Set on the Arizona-Mexico border, the action kicks off when Hanson’s code of principles leads him to assist a young Mexican boy who is trying to get to Chicago. While promoted as an action thriller, Kravitz wants Bloody Elbow readers to know that The Marksman is about much more than gun battles and action sequences. “It’s not your typical thriller at all. It’s actually about the generosity that one human being can have for another, and sacrificing yourself for someone else.”
It is a rare thing for a writer to get to be on set, but Kravitz was welcomed by the production, which took place in New Mexico and Ohio. “I got to stay with my parents in Cleveland,” Kravitz says. “I’d get up every morning and my mom would make me a bag lunch, and my parents would be waiting up for me at midnight, asking, ‘What did Liam say?’ and ‘Did you get to flip a car?’”

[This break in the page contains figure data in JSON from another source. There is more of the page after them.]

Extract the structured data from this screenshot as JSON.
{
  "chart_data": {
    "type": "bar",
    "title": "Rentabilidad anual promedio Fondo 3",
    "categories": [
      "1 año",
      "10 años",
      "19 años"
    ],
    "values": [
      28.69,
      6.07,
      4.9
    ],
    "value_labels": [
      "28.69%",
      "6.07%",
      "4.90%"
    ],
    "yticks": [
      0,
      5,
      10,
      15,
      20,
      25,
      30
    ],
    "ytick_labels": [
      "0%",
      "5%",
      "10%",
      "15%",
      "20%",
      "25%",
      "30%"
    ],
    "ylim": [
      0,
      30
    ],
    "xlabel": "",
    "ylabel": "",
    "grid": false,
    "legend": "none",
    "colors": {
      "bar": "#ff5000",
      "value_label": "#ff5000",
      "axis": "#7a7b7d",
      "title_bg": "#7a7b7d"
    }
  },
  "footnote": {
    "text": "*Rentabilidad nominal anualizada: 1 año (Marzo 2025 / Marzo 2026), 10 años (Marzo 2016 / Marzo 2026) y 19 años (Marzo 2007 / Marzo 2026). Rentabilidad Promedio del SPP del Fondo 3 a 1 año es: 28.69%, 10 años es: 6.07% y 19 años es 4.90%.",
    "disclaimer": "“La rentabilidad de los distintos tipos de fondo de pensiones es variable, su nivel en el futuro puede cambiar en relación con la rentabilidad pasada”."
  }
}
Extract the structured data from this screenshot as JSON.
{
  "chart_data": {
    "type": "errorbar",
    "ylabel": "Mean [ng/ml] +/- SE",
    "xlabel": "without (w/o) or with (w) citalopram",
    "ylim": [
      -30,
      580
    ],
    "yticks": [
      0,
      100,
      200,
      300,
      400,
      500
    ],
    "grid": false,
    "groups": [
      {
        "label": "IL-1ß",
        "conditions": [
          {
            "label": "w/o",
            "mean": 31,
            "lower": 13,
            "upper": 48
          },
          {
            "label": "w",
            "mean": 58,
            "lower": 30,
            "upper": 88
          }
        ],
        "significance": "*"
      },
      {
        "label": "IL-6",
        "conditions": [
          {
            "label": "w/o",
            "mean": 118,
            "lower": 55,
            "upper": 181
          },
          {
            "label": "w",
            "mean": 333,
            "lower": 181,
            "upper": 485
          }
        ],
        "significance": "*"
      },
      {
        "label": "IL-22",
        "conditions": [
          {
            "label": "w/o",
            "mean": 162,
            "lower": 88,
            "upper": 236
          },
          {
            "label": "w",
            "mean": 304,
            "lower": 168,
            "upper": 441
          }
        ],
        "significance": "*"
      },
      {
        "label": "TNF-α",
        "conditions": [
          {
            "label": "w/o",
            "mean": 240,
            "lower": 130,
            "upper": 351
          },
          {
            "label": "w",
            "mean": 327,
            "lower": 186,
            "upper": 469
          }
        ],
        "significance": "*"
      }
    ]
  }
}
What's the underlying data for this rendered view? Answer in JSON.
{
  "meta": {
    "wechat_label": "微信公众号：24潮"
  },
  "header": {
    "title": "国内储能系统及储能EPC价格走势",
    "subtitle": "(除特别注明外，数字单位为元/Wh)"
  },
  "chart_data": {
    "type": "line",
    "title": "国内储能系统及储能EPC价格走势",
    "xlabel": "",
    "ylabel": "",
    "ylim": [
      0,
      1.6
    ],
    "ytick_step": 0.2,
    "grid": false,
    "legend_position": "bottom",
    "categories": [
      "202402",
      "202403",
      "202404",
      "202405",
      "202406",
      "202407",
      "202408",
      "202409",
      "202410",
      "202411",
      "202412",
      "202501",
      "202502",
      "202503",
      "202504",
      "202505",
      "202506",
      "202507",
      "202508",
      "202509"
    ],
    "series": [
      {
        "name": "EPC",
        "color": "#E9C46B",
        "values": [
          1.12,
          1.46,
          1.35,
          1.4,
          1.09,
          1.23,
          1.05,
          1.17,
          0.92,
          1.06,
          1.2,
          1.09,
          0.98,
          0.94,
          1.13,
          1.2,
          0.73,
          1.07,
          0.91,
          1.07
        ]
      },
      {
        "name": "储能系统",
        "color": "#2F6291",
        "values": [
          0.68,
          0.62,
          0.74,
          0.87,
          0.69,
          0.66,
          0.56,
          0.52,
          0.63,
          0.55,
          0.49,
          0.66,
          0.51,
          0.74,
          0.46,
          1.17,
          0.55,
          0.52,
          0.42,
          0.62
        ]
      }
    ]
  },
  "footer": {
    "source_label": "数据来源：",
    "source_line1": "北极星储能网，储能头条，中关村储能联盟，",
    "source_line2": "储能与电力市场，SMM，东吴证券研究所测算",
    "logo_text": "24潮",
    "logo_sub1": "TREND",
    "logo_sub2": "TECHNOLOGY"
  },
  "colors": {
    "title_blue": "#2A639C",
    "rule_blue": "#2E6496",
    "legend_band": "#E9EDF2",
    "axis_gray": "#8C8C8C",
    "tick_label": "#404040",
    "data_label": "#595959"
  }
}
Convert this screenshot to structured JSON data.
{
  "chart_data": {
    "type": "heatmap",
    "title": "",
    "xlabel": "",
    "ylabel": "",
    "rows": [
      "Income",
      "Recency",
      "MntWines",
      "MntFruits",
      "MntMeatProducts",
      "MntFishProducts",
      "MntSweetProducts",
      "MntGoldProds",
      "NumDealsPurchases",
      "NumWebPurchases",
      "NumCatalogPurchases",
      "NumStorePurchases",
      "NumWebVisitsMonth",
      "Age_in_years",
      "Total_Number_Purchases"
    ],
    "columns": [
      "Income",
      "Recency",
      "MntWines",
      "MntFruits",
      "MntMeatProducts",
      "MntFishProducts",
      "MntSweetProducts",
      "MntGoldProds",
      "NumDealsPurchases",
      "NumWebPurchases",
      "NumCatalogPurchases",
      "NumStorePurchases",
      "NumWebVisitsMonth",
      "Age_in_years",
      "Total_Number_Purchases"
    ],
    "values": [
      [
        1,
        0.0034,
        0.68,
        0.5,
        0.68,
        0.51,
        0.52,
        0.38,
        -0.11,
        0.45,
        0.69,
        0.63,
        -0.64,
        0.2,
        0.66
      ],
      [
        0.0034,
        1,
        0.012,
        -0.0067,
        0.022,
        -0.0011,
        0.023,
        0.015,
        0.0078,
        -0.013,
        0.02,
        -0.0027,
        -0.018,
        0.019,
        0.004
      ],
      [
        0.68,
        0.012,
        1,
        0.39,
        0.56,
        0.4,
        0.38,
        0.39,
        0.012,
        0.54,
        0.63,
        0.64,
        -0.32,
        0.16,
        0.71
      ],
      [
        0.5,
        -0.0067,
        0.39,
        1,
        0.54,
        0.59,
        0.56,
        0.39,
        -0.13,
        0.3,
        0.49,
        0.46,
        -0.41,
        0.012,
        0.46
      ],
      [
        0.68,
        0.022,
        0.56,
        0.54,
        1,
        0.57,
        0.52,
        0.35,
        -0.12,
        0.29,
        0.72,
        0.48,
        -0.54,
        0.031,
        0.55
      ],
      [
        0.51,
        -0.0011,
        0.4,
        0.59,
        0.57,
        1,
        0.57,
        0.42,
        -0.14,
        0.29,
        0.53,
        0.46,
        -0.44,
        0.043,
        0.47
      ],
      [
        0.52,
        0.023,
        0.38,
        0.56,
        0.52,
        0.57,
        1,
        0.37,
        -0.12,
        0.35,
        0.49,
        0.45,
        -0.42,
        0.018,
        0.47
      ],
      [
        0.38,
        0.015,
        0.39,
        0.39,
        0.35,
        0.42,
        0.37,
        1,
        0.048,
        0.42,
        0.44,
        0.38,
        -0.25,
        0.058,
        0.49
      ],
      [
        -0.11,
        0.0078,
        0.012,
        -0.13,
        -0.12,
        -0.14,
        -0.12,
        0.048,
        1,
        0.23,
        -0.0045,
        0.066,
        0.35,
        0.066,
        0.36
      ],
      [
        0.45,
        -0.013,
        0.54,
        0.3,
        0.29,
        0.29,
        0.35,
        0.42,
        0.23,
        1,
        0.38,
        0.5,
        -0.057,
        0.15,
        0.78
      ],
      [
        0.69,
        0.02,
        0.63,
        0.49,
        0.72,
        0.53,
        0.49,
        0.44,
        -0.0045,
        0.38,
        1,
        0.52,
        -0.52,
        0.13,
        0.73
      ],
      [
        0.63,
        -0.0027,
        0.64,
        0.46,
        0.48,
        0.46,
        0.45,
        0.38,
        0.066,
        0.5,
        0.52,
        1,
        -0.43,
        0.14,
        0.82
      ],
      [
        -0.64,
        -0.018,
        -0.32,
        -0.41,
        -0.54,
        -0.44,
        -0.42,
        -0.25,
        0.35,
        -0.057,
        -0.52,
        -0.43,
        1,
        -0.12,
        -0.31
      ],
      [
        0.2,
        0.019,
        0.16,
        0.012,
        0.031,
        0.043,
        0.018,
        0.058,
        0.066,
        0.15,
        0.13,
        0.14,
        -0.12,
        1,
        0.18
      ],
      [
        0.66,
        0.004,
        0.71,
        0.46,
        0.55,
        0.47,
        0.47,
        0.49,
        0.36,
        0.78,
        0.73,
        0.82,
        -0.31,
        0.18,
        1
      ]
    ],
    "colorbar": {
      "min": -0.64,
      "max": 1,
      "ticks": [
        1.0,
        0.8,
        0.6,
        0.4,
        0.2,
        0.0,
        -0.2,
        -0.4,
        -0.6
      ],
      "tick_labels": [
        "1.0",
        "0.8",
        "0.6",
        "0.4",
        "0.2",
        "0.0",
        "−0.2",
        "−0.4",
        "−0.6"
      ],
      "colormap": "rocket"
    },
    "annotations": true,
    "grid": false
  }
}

The set itself was happy place for the martial artist, populated as it was with extremely skilled stuntmen who specialized in jiu jitsu and MMA. During downtime on set, “we’d be teaching other, rolling around on the ground practising jiu jitsu and crew members would be like, ‘What are you doing?’”
With COVID continuing to create new normals, Kravitz experienced the premiere with a small group of those closest to him. Masked and observing physical distancing protocols, they rented out a theater and the screenwriter sat back and watched as his story came to life. “It was surreal,” he says, with the added benefit that director Robert Lorenz and the cast created a film that beautifully matched the original vision of Kravitz and Charles.